My panzer grenadiers debus just short of the crossroads leading to the bridge
Chris's panzer grenadiers also dismount on the left flank and prepare to assault across the river. At this point, I had knocked out one US AT gun and so had Chris, with the third deployed far behind the front line facing my right flank.
The view from behind Chris's Tiger as it covers the German left flank. In the woods to the immediate right front, his two Mk IV's wait in cover
Chris attempted a mass assault across the river at a time when the US forces were redeploying and had withdrawn into the wood and therefore could not engage the Germans as they crossed the river,. Unfortunately, only one of the three units succeeded in advancing - the other two remained on our side of the river. In ensuing activations the US forces in the woods managed to drive this loan German unit back across the river and inflicted severe damage on them in the process
The US player miscalculated his advance with two of his three M10's up the road towards the bridge and then drew attention to the fact by pointing out his M10 could see my Tiger. Of course, this meant the same was true in reverse, so when Julian tried to fire on my Tiger, I interrupted his move and returned the compliment, brewing up his M10!

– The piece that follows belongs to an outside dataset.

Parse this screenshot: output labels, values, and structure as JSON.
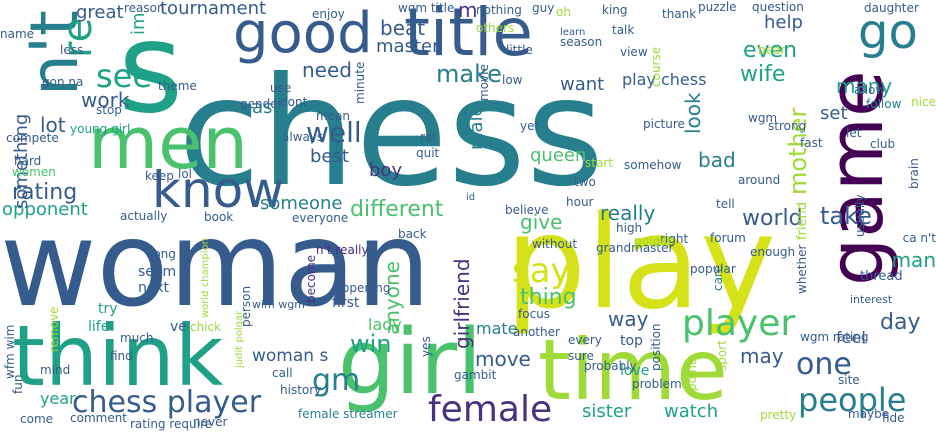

View from the hill where my Tiger has been joined by my second Mk IV and one of the 251 carriers
Next activation and my Mk IV has brewed up an M3 half track. Chris had in the meantime done the same to an M3 on the other flank with long range shooting by his Tiger
My Tiger then advanced slightly and engaged the second M10, with the same result as in the previous case. The US was now down to one M10 and one AT gun, plus some infantry - we still had two Tigers and three of four Mk IV's
The end is nigh! With a bit of psyops, we conned Julian into using up a heap of his activation points, leaving us with about 6 or 8 each to his remaining 3. This is one of the critical tactical elements to this rule set - you can get into a position where you get activation after activation and the opponent cant react to your moves because he has no activation points left. This enabled Chris to advance straight up the road with his two Mk IV's., while I engaged and destroyed the last AT gun, and then Chris drove straight over the bridge, round the burning US armour, and popped a 75mm AT round right up the ass of the last remaining M10!
The view from the US side - Chris's Mk IV is in the woods in the top left and the final M10 is burning in the very centre bottom of the photo
Meanwhile, my Tiger on the hill did a little target practice and blew up another M3 halftrack
The German advance - Chris's second Mk IV is on the bridge and two of my three infantry units have crossed the river and hold the bocage line on the US side. My Tiger and Mk IV can be seen on ntheir hill in the top left and my infantry carriers are pushing down the road behind Chris's armour.
A final view from the German left flank - Chris's infantry supported by HMG fire from the 251 carriers hold the river line ready to exploit forwards
This was a fun game and I found the rules simple to pick up and understand. There are some interesting little nuances in the rules and they generally seemed to work well. I was a bit dubious when a 57mmAT gun took out my MK IV after the first couple of activations, but that turned out to have been a bit of a fluke and it didn't happen again. The mortars were pretty useless - Julian used them quite a lot and only got on target with them once in the whole game I think. All in all, these rules are a good find and I will be happy to give them another go sometime very soon!